For this year's 20th anniversary of the race, it was time for a photo book.
Fairbanks photographer Laurent Dick, who serves as the race's media contact, produced the book "Yukon Quest Photo Journey," with text from Fairbanks journalist Brian Patrick O'Donoghue. The 64-page book of color photos costs $19.95 and is published by Todd Communications, which has an office in Juneau.
The book is arranged in stages, which correspond to the different highlights of the 1,025-mile trail from Whitehorse, Yukon Territory, to Fairbanks.
The first section, called "Beginnings," features photos from the race start - with some from the odd-year starting line in Whitehorse and some from the even-year start in Fairbanks. Other sections are called "Running Hard," "Teammates," "Pit Stops," "Yukon Miles," "Dawson Resurrection," "Mountains Await," "Fatigue" and "Final Push."
Most of the photos are recent, taken within the last five years or so. Some of them are stock mushing shots, similar to what can be found in a book of Iditarod photos by Jeff Schultz, but there are a few standouts.
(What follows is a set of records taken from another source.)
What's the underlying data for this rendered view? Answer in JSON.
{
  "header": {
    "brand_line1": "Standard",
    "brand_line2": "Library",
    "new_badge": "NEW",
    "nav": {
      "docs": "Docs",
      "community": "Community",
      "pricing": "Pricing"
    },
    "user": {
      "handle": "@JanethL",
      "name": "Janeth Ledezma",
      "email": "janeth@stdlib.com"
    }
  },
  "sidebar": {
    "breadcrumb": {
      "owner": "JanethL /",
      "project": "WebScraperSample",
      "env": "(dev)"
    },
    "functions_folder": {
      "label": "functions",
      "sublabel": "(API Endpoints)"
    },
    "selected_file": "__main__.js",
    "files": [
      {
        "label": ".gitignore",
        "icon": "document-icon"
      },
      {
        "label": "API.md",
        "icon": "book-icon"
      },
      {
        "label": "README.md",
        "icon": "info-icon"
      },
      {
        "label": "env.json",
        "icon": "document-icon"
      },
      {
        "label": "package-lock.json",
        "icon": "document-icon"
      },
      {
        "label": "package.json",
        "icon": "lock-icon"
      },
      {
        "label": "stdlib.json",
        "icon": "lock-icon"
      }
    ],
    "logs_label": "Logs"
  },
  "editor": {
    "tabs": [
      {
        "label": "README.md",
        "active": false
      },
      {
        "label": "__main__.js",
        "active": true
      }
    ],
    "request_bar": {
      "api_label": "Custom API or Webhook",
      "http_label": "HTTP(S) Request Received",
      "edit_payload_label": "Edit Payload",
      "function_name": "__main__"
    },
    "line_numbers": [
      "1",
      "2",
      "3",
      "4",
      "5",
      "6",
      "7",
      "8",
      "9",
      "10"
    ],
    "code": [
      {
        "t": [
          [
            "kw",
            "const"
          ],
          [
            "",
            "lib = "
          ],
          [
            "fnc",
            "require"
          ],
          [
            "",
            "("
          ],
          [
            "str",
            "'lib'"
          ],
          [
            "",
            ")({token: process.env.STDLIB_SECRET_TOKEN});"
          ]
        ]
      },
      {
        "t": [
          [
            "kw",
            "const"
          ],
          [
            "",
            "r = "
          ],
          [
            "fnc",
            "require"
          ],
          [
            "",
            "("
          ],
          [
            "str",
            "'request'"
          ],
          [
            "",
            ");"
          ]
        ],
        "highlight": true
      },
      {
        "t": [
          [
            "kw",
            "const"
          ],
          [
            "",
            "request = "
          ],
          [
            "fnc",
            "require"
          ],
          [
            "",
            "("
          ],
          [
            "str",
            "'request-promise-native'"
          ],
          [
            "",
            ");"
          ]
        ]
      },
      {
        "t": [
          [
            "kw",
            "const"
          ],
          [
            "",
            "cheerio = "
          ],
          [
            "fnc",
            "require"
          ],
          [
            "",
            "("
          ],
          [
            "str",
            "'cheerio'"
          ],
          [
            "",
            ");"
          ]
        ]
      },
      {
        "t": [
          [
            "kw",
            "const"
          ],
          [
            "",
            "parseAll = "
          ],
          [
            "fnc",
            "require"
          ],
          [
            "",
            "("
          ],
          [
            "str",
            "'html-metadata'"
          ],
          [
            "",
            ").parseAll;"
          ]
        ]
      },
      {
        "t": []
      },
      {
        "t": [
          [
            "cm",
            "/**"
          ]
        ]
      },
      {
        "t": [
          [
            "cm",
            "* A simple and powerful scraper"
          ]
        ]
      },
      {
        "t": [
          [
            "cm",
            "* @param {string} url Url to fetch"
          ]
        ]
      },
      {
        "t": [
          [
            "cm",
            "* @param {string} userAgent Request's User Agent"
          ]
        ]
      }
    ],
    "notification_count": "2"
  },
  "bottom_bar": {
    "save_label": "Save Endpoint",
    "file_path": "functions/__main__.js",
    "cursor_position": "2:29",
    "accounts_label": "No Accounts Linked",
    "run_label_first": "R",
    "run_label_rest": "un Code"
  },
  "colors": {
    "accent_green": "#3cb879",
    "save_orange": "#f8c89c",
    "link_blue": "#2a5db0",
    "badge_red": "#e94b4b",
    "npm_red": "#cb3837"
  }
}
The photo on the back cover of the book is a closeup of Juneau musher Deborah Bicknell's dogs after the start of the 2002 race.
Some of my favorite photos included a four-photo sequence showing Two Rivers musher Keizo Funatsu trying to wrestle his sled through an icy and tree-lined turn near McCabe Creek; a nice sunset as Nenana musher Brenda Mackey crosses Eagle Summit; a photo of Atlin, British Columbia, musher Hans Gatt's team struggling with overflow on Eagle Creek; a photo of Denali Park musher Bruce Lee's team trying to negotiate the jumble ice on the Yukon River; a photo of Whitehorse musher Doug Harris straining to push his sled to the top of Eagle Summit; a photo of a very fatigued Cor Guimond of Dawson City trying to rest at Slavin's Cabin; and finally, a nice moment being shared by Two Rivers musher Aliy Zirkle and her father Doug after Zirkle became the Quest's only female winner in 2000.
O'Donoghue, a former reporter for the Fairbanks Daily News-Miner who now teaches journalism at the University of Alaska Fairbanks, is the only musher to win the Red Lantern Award for the race's last finisher in both the Iditarod (1991) and Yukon Quest (1998). He is also the author of two books about his accounts on the trail - "My Lead Dog Was a Lesbian" about the Iditarod and "Honest Dogs" about the Yukon Quest.
Rather than writing a single narrative to correspond with each section, O'Donoghue chose to use well-selected quotes from the mushers that describe the rigors of the trail, the care of the dogs or other aspects of the race. He wrote a couple of paragraphs to kick off each section, then let the quotes really tell the story.
"The higher brain functions were gone. I couldn't remember any of my dogs' names. I think I have gotten three hours of sleep since the race started," from Two Rivers musher Bruce Milne in the Fatigue section.
"I think that nowadays you don't realize how far a thousand miles is anymore until you travel it and get to see each hill and creek rolling by you, and you realize just how big the country is," from Soldotna musher Gwen Holdman in the Mountains Await section.
"I thought I would have two weeks on the trail to think about and resolve some of the big questions in life. But when you get out there, there is a constant barrage of challenges - all you think about is who should be in lead. You worry about glare ice or holes put in the trail by moose. You really have to be in the moment," from Zirkle in the Yukon Miles section.
This book can be ordered for $22.95 (which includes a $3 handling charge) through Todd Communications' Anchorage office, 203 W. 15th Ave., Suite 102, Anchorage, 99501-5128.